I decided I would pluck my first goose. I’d heard again and again from every hunter I’d watched, read, or met that old Jim Harrison quote–something along the lines of “it’s a sin against god and man to skin a bird.” After hearing that so many times did I really even have a choice? I read a quick tutorial with plenty of warnings about how awful the process would be, but I still was not prepared. It took me a full five hours to pluck and clean that bird.
The second time around I took the path of sin. Skinning a bird was also new to me, so the complete process, from fresh bird to trimmed breasts and thighs, still took me around two hours. There is definitely something lost with the skin, but I don’t think that I’ll pluck every goose from here on out.

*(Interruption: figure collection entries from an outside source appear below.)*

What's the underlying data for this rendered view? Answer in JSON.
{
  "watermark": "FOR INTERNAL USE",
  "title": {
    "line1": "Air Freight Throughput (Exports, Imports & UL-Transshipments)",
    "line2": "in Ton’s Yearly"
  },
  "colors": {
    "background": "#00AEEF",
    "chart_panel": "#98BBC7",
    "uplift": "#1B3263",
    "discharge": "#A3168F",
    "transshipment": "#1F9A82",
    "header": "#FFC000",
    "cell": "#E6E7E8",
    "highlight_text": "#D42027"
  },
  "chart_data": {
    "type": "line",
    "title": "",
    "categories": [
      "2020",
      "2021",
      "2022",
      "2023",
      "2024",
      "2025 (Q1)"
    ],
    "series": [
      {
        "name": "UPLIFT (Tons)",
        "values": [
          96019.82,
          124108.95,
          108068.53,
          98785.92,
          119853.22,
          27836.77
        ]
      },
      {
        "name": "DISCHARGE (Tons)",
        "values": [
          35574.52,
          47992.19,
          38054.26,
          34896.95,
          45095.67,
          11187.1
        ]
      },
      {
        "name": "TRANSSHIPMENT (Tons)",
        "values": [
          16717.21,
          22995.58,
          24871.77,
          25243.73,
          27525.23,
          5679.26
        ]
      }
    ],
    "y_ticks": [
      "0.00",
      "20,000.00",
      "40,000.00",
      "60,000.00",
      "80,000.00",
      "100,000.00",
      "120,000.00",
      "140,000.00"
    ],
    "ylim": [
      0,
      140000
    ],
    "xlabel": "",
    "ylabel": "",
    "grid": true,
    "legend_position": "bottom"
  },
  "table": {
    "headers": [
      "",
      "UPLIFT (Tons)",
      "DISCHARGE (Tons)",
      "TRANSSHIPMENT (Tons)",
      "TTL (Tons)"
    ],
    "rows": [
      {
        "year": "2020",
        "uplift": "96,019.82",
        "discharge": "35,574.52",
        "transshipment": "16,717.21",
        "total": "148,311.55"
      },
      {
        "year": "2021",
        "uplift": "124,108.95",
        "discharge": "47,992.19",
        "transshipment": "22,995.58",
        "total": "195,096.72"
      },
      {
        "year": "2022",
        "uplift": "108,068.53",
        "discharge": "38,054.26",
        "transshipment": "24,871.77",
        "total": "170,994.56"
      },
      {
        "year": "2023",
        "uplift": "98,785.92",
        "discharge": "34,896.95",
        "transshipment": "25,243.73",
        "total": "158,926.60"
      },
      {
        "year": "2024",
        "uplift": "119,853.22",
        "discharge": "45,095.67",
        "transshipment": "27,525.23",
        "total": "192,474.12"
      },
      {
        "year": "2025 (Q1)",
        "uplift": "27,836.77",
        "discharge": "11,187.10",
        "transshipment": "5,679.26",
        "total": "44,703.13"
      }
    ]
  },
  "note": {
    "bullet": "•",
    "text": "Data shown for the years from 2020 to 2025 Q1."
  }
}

I’d decided that I would corn the breasts to make reubens, but that left me with the legs, wings, and the other trimmings. I went with my first instinct and decided to make a stew. Goose stew seemed logical to me as the meat resembles lean beef both visually and in flavor. This is also a good use for the wings and legs, as these tougher pieces of meat do well with several hours of low, slow cooking.
Goose Stew
Ingredients:
Two goose legs, wings, and whatever trimmings you have leftover.
3 tbsp olive oil
4 tbsp butter
1 large white onion
3 carrots
3 celery stalks
1 dozen or so cremini mushrooms
1 large parsnip
4 medium red potatoes
1 bunch collards or kale
1 head garlic with the top chopped off
3 sprigs fresh rosemary
2 bay leaves
1 ½ cups red wine (I like Chianti)
4 cups stock – goose if you have it, but any stock will do
Salt + Pepper
Instructions:
All vegetables should be chopped coarsely. Not huge, but this is more of a rustic stew. A bite of potato should be a bite of potato.
Begin by setting the oven to 340.
Season the goose liberally with salt and pepper. Heat the olive oil in a dutch oven over medium heat. When the oil is hot, add the goose. Don’t play with the meat in this time, allow it to sear to a nice brown crust on one side before you flip it. When both sides are browned, remove the meat from the pot.
Melt the butter and add the garlic and vegetables. Stir the vegetables regularly, scraping the bottom of the pot, and cook until they begin to color and soften, around ten minutes.
Add the rosemary, bay leaves, and wine, and reduce the wine for around ten minutes.
Return the meat to the pot and add the broth. Cover and put in the oven for two and a half hours.
When it is done, remove the meat and allow it to rest for five minutes. Debone the legs and chop the meat into bite-sized morsels. Return the meat to the pot. Remove the rosemary stems and bay leaves, and squeeze the garlic cloves out of their skins and into the stew.
Serve with a loaf of freshly baked bread. My go-to is the New York Times No Knead Bread recipe. You need to start it a day ahead, but it is not a lot of work and it always comes out delicious.